A tight budget, no specific design in mind, and poor soil conditions. Those were the challenging parameters that Scott Kummer, owner of Visions Below, Laguna Niguel, Calif., had to deal with when asked by his friends to build a new concrete patio in their backyard. “The original patio was completely cracked, and when we removed it, the soil below was just not there. Literally, the patio was suspended in air about 2 feet over a 15x15-foot area. We have very expansive soil here in Laguna Niguel, and this was not the first time I have seen this,” says Kummer.

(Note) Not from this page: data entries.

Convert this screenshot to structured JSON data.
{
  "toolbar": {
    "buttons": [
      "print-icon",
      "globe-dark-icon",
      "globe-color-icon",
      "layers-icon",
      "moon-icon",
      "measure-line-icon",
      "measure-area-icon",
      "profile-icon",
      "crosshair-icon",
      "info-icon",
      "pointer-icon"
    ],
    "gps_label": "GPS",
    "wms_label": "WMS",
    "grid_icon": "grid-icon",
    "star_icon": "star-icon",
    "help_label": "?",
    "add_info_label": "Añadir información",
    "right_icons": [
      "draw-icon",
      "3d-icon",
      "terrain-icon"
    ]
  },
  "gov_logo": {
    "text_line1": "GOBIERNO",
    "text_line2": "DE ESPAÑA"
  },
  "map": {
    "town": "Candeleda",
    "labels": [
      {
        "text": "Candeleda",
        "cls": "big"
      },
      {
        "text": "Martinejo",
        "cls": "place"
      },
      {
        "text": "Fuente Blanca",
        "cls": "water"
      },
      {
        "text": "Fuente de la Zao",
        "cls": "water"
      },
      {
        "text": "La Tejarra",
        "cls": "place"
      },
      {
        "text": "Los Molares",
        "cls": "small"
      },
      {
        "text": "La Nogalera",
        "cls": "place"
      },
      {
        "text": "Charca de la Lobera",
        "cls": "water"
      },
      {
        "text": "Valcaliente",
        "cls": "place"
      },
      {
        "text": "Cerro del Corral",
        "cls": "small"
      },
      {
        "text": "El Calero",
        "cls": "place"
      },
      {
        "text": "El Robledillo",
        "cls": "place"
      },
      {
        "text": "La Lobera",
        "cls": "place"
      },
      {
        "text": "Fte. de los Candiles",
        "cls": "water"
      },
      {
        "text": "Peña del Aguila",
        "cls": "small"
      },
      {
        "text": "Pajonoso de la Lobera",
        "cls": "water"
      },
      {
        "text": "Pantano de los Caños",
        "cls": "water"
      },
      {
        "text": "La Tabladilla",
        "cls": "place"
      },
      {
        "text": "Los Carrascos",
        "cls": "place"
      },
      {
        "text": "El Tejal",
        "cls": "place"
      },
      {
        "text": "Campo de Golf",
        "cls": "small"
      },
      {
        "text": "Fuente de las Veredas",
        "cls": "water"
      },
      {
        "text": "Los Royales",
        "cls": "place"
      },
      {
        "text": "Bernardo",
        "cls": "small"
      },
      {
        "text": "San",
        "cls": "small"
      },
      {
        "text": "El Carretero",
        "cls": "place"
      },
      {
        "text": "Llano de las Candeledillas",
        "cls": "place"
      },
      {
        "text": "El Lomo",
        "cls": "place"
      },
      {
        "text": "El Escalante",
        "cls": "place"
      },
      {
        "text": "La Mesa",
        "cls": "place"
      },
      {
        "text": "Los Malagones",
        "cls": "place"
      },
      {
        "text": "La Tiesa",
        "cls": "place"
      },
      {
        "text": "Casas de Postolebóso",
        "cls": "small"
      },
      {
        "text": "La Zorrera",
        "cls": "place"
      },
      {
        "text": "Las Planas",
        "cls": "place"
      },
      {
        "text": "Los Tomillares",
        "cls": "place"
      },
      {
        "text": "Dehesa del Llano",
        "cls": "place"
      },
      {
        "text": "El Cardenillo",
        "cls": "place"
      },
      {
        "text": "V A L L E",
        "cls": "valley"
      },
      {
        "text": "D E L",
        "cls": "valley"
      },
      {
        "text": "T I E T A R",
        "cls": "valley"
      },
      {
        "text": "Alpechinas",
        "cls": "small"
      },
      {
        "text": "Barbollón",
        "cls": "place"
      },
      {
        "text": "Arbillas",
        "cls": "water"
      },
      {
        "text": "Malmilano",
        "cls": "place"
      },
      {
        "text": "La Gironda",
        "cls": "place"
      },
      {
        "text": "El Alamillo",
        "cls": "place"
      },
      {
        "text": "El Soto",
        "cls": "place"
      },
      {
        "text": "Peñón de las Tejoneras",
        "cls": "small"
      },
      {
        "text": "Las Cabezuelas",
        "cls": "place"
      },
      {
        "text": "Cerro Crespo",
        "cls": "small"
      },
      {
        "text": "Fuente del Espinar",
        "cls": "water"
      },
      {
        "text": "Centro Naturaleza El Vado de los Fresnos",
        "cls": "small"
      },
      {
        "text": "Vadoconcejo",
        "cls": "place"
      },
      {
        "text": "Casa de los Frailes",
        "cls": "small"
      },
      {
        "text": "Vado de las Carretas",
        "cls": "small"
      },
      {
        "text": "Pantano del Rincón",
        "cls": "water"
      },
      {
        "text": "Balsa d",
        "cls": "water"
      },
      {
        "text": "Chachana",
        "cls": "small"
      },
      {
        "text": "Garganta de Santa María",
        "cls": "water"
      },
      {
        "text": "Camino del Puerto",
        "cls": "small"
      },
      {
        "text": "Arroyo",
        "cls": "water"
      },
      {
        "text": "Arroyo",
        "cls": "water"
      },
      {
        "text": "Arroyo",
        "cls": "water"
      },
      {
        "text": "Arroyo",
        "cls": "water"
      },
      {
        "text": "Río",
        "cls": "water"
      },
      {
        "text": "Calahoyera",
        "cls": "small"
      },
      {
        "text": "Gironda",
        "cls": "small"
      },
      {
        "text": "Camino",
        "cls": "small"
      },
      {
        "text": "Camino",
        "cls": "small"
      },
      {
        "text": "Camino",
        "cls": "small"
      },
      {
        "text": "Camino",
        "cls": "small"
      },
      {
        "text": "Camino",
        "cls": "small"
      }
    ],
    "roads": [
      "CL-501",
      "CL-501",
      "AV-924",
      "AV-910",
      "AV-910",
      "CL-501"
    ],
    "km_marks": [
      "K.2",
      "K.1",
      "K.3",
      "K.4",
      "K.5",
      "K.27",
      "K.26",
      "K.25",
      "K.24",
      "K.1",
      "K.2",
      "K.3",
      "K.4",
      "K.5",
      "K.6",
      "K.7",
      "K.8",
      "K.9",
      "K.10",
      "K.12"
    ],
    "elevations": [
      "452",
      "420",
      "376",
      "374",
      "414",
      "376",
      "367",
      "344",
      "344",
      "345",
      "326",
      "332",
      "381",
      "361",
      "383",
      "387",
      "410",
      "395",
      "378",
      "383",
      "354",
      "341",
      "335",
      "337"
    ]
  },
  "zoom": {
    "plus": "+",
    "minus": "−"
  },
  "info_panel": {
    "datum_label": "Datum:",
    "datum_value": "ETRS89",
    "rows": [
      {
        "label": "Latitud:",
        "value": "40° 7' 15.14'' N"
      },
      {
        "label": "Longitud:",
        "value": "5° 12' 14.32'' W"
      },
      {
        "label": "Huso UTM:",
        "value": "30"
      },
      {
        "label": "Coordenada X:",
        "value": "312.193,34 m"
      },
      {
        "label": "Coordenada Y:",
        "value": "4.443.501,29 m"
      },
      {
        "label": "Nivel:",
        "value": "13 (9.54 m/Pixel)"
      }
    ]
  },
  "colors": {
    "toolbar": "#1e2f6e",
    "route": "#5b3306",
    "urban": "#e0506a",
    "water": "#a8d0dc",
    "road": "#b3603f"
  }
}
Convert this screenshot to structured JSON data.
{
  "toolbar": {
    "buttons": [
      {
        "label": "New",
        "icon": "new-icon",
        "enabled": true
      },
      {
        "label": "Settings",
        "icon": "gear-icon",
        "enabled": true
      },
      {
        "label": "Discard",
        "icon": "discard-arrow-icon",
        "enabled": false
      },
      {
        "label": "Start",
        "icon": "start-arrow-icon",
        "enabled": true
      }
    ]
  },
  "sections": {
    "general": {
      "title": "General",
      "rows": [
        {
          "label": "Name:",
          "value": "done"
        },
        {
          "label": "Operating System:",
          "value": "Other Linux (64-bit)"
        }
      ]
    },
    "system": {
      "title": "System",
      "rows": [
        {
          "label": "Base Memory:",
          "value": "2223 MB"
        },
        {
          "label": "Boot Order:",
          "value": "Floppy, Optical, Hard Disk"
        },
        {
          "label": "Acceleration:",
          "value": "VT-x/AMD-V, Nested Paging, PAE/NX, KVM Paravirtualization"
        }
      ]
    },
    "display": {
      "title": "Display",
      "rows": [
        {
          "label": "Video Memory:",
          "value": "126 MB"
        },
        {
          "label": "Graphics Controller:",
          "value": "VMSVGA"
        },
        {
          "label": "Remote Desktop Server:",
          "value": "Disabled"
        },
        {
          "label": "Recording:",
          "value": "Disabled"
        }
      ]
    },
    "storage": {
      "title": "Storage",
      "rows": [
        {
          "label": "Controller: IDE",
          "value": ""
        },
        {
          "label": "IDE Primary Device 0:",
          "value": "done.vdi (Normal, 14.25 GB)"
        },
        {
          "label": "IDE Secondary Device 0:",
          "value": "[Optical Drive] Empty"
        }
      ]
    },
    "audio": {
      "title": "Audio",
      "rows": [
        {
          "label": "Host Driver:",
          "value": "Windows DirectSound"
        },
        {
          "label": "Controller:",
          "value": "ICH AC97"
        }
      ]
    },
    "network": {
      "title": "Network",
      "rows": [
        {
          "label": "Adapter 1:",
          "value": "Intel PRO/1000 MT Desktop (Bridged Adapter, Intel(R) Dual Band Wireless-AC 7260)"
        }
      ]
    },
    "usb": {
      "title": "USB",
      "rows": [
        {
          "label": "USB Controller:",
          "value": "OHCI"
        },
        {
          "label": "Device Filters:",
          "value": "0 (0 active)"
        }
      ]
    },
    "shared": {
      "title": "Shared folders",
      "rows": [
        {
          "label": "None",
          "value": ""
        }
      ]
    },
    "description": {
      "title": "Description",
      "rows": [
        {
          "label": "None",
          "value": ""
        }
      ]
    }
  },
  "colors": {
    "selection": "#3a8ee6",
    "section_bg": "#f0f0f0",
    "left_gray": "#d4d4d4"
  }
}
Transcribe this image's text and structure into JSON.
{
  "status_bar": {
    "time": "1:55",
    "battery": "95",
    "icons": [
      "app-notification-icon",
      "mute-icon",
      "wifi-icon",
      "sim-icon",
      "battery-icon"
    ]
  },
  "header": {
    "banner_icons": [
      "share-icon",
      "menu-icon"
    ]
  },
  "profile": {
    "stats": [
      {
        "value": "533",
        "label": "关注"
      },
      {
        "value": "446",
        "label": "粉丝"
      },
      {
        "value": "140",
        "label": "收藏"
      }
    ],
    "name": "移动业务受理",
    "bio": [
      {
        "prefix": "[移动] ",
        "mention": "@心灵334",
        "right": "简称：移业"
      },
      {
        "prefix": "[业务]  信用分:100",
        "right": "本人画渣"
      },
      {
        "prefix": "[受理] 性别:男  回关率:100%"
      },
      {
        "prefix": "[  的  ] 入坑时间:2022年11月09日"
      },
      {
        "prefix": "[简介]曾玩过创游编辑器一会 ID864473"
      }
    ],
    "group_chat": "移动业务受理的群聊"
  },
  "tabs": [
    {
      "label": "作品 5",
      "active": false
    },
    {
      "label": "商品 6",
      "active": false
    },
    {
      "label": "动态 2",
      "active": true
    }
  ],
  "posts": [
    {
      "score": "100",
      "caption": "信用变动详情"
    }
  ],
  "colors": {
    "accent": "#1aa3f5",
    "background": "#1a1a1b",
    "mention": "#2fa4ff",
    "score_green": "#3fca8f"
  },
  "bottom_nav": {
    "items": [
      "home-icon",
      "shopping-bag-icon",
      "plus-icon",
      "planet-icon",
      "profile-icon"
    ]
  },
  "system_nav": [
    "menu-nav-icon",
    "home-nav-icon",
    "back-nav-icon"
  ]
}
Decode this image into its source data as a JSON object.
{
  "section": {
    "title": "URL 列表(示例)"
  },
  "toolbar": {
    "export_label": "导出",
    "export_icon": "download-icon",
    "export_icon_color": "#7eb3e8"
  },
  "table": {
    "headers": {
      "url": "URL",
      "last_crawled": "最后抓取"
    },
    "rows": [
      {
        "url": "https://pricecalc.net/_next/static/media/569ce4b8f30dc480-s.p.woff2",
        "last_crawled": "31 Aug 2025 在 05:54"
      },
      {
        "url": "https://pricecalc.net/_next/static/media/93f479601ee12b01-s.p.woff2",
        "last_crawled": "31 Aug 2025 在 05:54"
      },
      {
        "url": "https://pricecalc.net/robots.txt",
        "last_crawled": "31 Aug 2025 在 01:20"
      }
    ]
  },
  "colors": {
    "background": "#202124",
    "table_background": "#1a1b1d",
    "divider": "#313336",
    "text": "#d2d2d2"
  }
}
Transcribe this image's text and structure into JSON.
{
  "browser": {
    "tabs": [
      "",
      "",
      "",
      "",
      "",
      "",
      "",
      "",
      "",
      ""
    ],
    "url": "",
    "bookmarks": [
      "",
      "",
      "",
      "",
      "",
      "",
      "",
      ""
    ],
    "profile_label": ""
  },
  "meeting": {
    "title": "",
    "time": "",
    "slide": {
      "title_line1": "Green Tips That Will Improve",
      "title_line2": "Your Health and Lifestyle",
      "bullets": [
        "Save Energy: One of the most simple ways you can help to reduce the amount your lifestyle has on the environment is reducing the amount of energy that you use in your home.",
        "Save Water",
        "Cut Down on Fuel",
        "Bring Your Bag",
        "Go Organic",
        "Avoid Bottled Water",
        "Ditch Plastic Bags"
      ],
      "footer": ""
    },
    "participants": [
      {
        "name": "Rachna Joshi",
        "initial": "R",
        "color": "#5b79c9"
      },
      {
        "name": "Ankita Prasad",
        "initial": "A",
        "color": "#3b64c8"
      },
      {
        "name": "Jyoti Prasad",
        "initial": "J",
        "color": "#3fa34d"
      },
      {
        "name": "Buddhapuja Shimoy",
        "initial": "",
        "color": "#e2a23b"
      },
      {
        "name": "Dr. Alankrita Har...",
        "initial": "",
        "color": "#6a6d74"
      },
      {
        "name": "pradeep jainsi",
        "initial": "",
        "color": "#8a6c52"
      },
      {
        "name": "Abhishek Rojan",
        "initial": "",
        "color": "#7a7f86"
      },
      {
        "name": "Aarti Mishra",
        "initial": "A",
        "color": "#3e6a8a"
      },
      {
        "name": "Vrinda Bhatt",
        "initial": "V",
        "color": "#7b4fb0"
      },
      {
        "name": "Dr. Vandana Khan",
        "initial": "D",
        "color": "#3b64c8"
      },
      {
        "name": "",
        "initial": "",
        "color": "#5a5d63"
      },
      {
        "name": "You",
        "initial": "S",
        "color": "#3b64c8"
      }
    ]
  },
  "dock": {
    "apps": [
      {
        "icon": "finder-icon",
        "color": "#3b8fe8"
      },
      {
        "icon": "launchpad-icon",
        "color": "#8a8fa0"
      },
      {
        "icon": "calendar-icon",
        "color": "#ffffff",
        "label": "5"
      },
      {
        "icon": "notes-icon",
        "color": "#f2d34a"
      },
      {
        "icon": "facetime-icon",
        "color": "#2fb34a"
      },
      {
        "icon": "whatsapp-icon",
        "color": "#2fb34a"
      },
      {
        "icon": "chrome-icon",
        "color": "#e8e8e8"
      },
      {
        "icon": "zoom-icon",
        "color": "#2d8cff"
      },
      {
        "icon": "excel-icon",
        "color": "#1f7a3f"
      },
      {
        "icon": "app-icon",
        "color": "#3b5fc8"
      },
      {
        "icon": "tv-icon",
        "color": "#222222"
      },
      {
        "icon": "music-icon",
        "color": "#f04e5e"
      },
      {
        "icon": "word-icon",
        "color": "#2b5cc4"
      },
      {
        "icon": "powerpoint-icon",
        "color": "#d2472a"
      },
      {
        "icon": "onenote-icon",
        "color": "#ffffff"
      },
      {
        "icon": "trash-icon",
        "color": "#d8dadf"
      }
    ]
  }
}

Although Kummer’s friends gave him complete control over the design of the new patio, they put limits on what he could spend. “They had explored pavers and natural stone, but neither could fit their budget. This is what motivated the concept of creating a concrete finish resembling natural stone,” he says

In addition to the patio, the project included a low retaining wall and a concrete dining table. For the wall, Kummer, wanted to keep the design as freeform as possible and incorporate real stone from the surroundings. “We began to gather up the loose boulders around the yard and some that had been dug up during the demolition. So I guess you could say we let the yard dictate its own theme,” he says.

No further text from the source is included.